Rick Littrell, principal of MagiComm Consultancy and moderator of the Vignettes panel, set the stage by suggesting that the industry's data-centric print production workflows have made in-house Information Technology (IT) expertise mission critical. These IT professionals should have computer science training, as well as a strong understanding of networks, storage technologies and database software applications. Instead of assigning these responsibilities to the electronic prepress supervisor, a new position is becoming a core competency for even medium-sized printers.
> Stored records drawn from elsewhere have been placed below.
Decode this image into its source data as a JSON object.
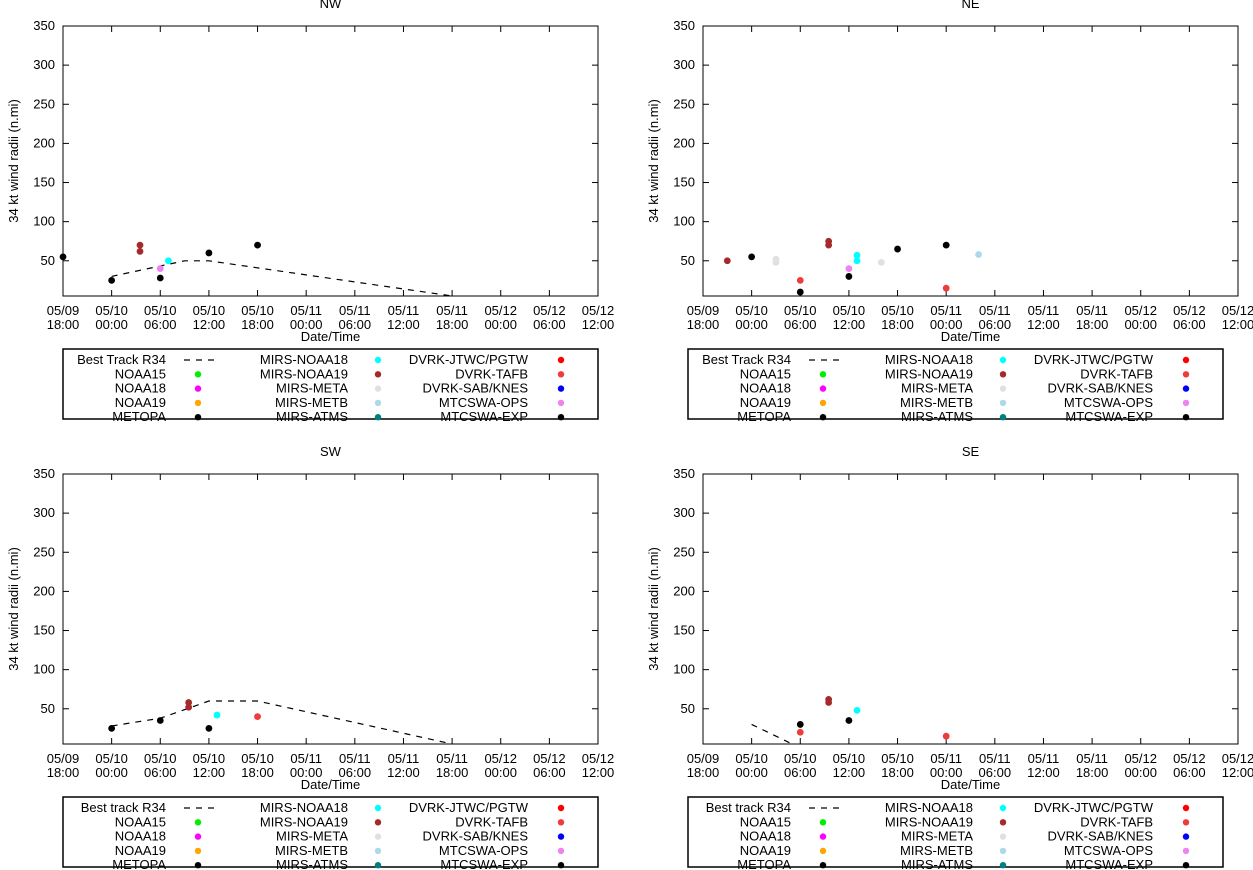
{
  "axes": {
    "x_ticks": [
      "05/09 18:00",
      "05/10 00:00",
      "05/10 06:00",
      "05/10 12:00",
      "05/10 18:00",
      "05/11 00:00",
      "05/11 06:00",
      "05/11 12:00",
      "05/11 18:00",
      "05/12 00:00",
      "05/12 06:00",
      "05/12 12:00"
    ],
    "y_ticks": [
      50,
      100,
      150,
      200,
      250,
      300,
      350
    ],
    "ylim": [
      5,
      350
    ],
    "xlabel": "Date/Time",
    "ylabel": "34 kt wind radii (n.mi)"
  },
  "legend_colors": {
    "NOAA15": "#00ee00",
    "NOAA18": "#ff00ff",
    "NOAA19": "#ffa500",
    "METOPA": "#000000",
    "MIRS-NOAA18": "#00ffff",
    "MIRS-NOAA19": "#a52a2a",
    "MIRS-META": "#e0e0e0",
    "MIRS-METB": "#add8e6",
    "MIRS-ATMS": "#008080",
    "DVRK-JTWC/PGTW": "#ff0000",
    "DVRK-TAFB": "#ee3b3b",
    "DVRK-SAB/KNES": "#0000ff",
    "MTCSWA-OPS": "#ee82ee",
    "MTCSWA-EXP": "#000000"
  },
  "chart_data": [
    {
      "type": "scatter",
      "title": "NW",
      "best_track_label": "Best Track R34",
      "best_track": [
        [
          6,
          30
        ],
        [
          15,
          50
        ],
        [
          18,
          50
        ],
        [
          48,
          5
        ]
      ],
      "points": [
        {
          "series": "METOPA",
          "x": 0,
          "y": 55
        },
        {
          "series": "METOPA",
          "x": 6,
          "y": 25
        },
        {
          "series": "MIRS-NOAA19",
          "x": 9.5,
          "y": 70
        },
        {
          "series": "MIRS-NOAA19",
          "x": 9.5,
          "y": 62
        },
        {
          "series": "METOPA",
          "x": 12,
          "y": 28
        },
        {
          "series": "MTCSWA-OPS",
          "x": 12,
          "y": 40
        },
        {
          "series": "MIRS-NOAA18",
          "x": 13,
          "y": 50
        },
        {
          "series": "METOPA",
          "x": 18,
          "y": 60
        },
        {
          "series": "METOPA",
          "x": 24,
          "y": 70
        }
      ]
    },
    {
      "type": "scatter",
      "title": "NE",
      "best_track_label": "Best Track R34",
      "best_track": [],
      "points": [
        {
          "series": "MIRS-NOAA19",
          "x": 3,
          "y": 50
        },
        {
          "series": "METOPA",
          "x": 6,
          "y": 55
        },
        {
          "series": "MIRS-META",
          "x": 9,
          "y": 52
        },
        {
          "series": "MIRS-META",
          "x": 9,
          "y": 48
        },
        {
          "series": "DVRK-TAFB",
          "x": 12,
          "y": 25
        },
        {
          "series": "METOPA",
          "x": 12,
          "y": 10
        },
        {
          "series": "MIRS-NOAA19",
          "x": 15.5,
          "y": 75
        },
        {
          "series": "MIRS-NOAA19",
          "x": 15.5,
          "y": 70
        },
        {
          "series": "METOPA",
          "x": 18,
          "y": 30
        },
        {
          "series": "MTCSWA-OPS",
          "x": 18,
          "y": 40
        },
        {
          "series": "MIRS-NOAA18",
          "x": 19,
          "y": 57
        },
        {
          "series": "MIRS-NOAA18",
          "x": 19,
          "y": 50
        },
        {
          "series": "MIRS-META",
          "x": 22,
          "y": 48
        },
        {
          "series": "METOPA",
          "x": 24,
          "y": 65
        },
        {
          "series": "DVRK-TAFB",
          "x": 30,
          "y": 15
        },
        {
          "series": "METOPA",
          "x": 30,
          "y": 70
        },
        {
          "series": "MIRS-METB",
          "x": 34,
          "y": 58
        }
      ]
    },
    {
      "type": "scatter",
      "title": "SW",
      "best_track_label": "Best track R34",
      "best_track": [
        [
          6,
          28
        ],
        [
          12,
          38
        ],
        [
          18,
          60
        ],
        [
          24,
          60
        ],
        [
          48,
          5
        ]
      ],
      "points": [
        {
          "series": "METOPA",
          "x": 6,
          "y": 25
        },
        {
          "series": "METOPA",
          "x": 12,
          "y": 35
        },
        {
          "series": "MIRS-NOAA19",
          "x": 15.5,
          "y": 58
        },
        {
          "series": "MIRS-NOAA19",
          "x": 15.5,
          "y": 52
        },
        {
          "series": "METOPA",
          "x": 18,
          "y": 25
        },
        {
          "series": "MIRS-NOAA18",
          "x": 19,
          "y": 42
        },
        {
          "series": "DVRK-TAFB",
          "x": 24,
          "y": 40
        }
      ]
    },
    {
      "type": "scatter",
      "title": "SE",
      "best_track_label": "Best track R34",
      "best_track": [
        [
          6,
          30
        ],
        [
          11,
          5
        ]
      ],
      "points": [
        {
          "series": "METOPA",
          "x": 12,
          "y": 30
        },
        {
          "series": "DVRK-TAFB",
          "x": 12,
          "y": 20
        },
        {
          "series": "MIRS-NOAA19",
          "x": 15.5,
          "y": 62
        },
        {
          "series": "MIRS-NOAA19",
          "x": 15.5,
          "y": 58
        },
        {
          "series": "METOPA",
          "x": 18,
          "y": 35
        },
        {
          "series": "MIRS-NOAA18",
          "x": 19,
          "y": 48
        },
        {
          "series": "DVRK-TAFB",
          "x": 30,
          "y": 15
        }
      ]
    }
  ],
  "legend_layout": {
    "col1": [
      "best_track",
      "NOAA15",
      "NOAA18",
      "NOAA19",
      "METOPA"
    ],
    "col2": [
      "MIRS-NOAA18",
      "MIRS-NOAA19",
      "MIRS-META",
      "MIRS-METB",
      "MIRS-ATMS"
    ],
    "col3": [
      "DVRK-JTWC/PGTW",
      "DVRK-TAFB",
      "DVRK-SAB/KNES",
      "MTCSWA-OPS",
      "MTCSWA-EXP"
    ]
  }
}
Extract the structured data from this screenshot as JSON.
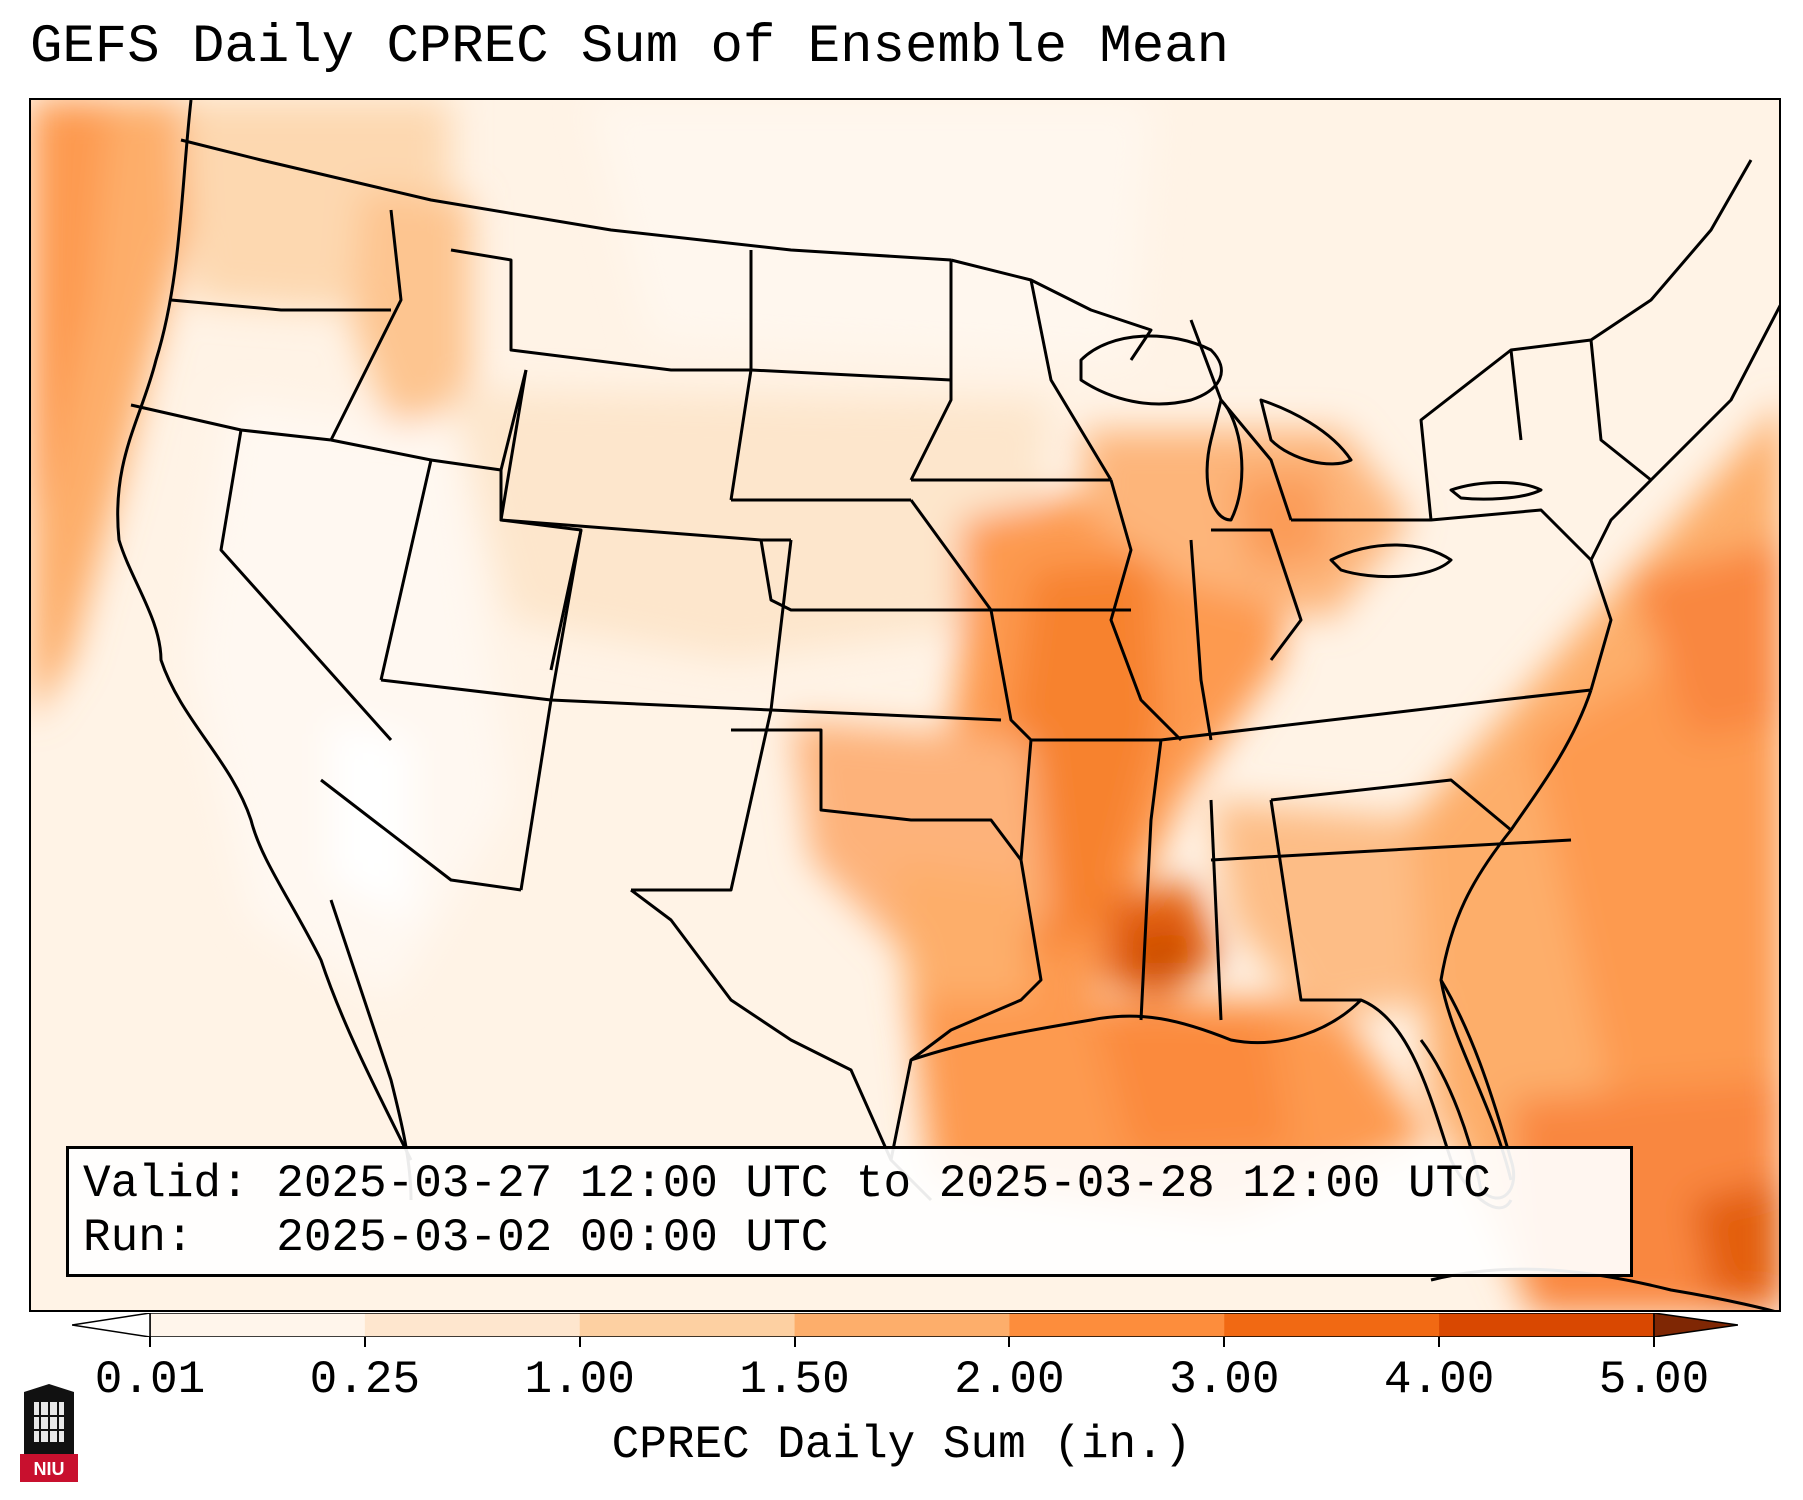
{
  "title": "GEFS Daily CPREC Sum of Ensemble Mean",
  "info": {
    "valid": "Valid: 2025-03-27 12:00 UTC to 2025-03-28 12:00 UTC",
    "run": "Run:   2025-03-02 00:00 UTC"
  },
  "colorbar": {
    "label": "CPREC Daily Sum (in.)",
    "ticks": [
      "0.01",
      "0.25",
      "1.00",
      "1.50",
      "2.00",
      "3.00",
      "4.00",
      "5.00"
    ],
    "colors": [
      "#fff5eb",
      "#fee6ce",
      "#fdd0a2",
      "#fdae6b",
      "#fd8d3c",
      "#f16913",
      "#d94801",
      "#a63603"
    ]
  },
  "logo": {
    "name": "niu-logo",
    "text": "NIU"
  }
}
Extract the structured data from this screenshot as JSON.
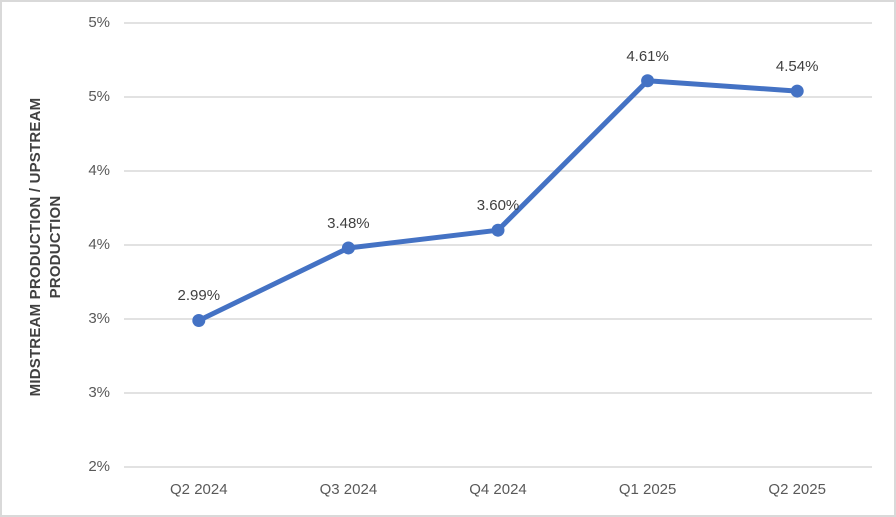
{
  "chart_data": {
    "type": "line",
    "title": "",
    "xlabel": "",
    "ylabel": "MIDSTREAM PRODUCTION / UPSTREAM PRODUCTION",
    "categories": [
      "Q2 2024",
      "Q3 2024",
      "Q4 2024",
      "Q1 2025",
      "Q2 2025"
    ],
    "series": [
      {
        "name": "midstream-upstream-ratio",
        "values": [
          2.99,
          3.48,
          3.6,
          4.61,
          4.54
        ],
        "data_labels": [
          "2.99%",
          "3.48%",
          "3.60%",
          "4.61%",
          "4.54%"
        ]
      }
    ],
    "ylim": [
      2.0,
      5.0
    ],
    "y_ticks": [
      {
        "value": 5.0,
        "label": "5%"
      },
      {
        "value": 4.5,
        "label": "5%"
      },
      {
        "value": 4.0,
        "label": "4%"
      },
      {
        "value": 3.5,
        "label": "4%"
      },
      {
        "value": 3.0,
        "label": "3%"
      },
      {
        "value": 2.5,
        "label": "3%"
      },
      {
        "value": 2.0,
        "label": "2%"
      }
    ],
    "grid": true,
    "legend": "none",
    "colors": {
      "line": "#4472C4",
      "marker": "#4472C4",
      "gridline": "#D9D9D9",
      "axis_line": "#D9D9D9",
      "tick_label": "#595959",
      "data_label": "#404040",
      "axis_title": "#404040",
      "frame_border": "#D9D9D9",
      "background": "#FFFFFF"
    }
  }
}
Don Goldman, senior project manager for MIS supplier Prism-USA, in his vignette on Management Information Systems advocated, "For JDF and integration to fully payoff, management must first establish a computer-assisted printflow that uses the estimate/plan to direct, communicate and manage jobs throughout the plant. Number two, should use MIS to schedule and monitor jobs and production activities. And, number three, should have the discipline and commitment to make their print management system the system of record."

Joerg Daehnhardt, Heidelberg's director of small-format press product management, capsulized the direct imaging presses. From the 1991 introduction of the first GTO-DI, there are now 14 different commercial models on the market from eight manufacturers - a single plate cartridge source is now several competitive plate cartridge suppliers.

In presenting the converting and packaging vignette, Mark Vanover, Esko-Graphics North American director of marketing remarked, "The large consumer goods packaging print buyer dictates specifications, deadlines, and cost targets." This suggests that package printing may not be the Holy Grail of print profitability that some reports imply. An example of further competitive market dynamics is the fact that Wal-Mart represents 30 per cent of Proctor & Gamble's business and Wal-Mart's private label business is P & G's biggest competitor.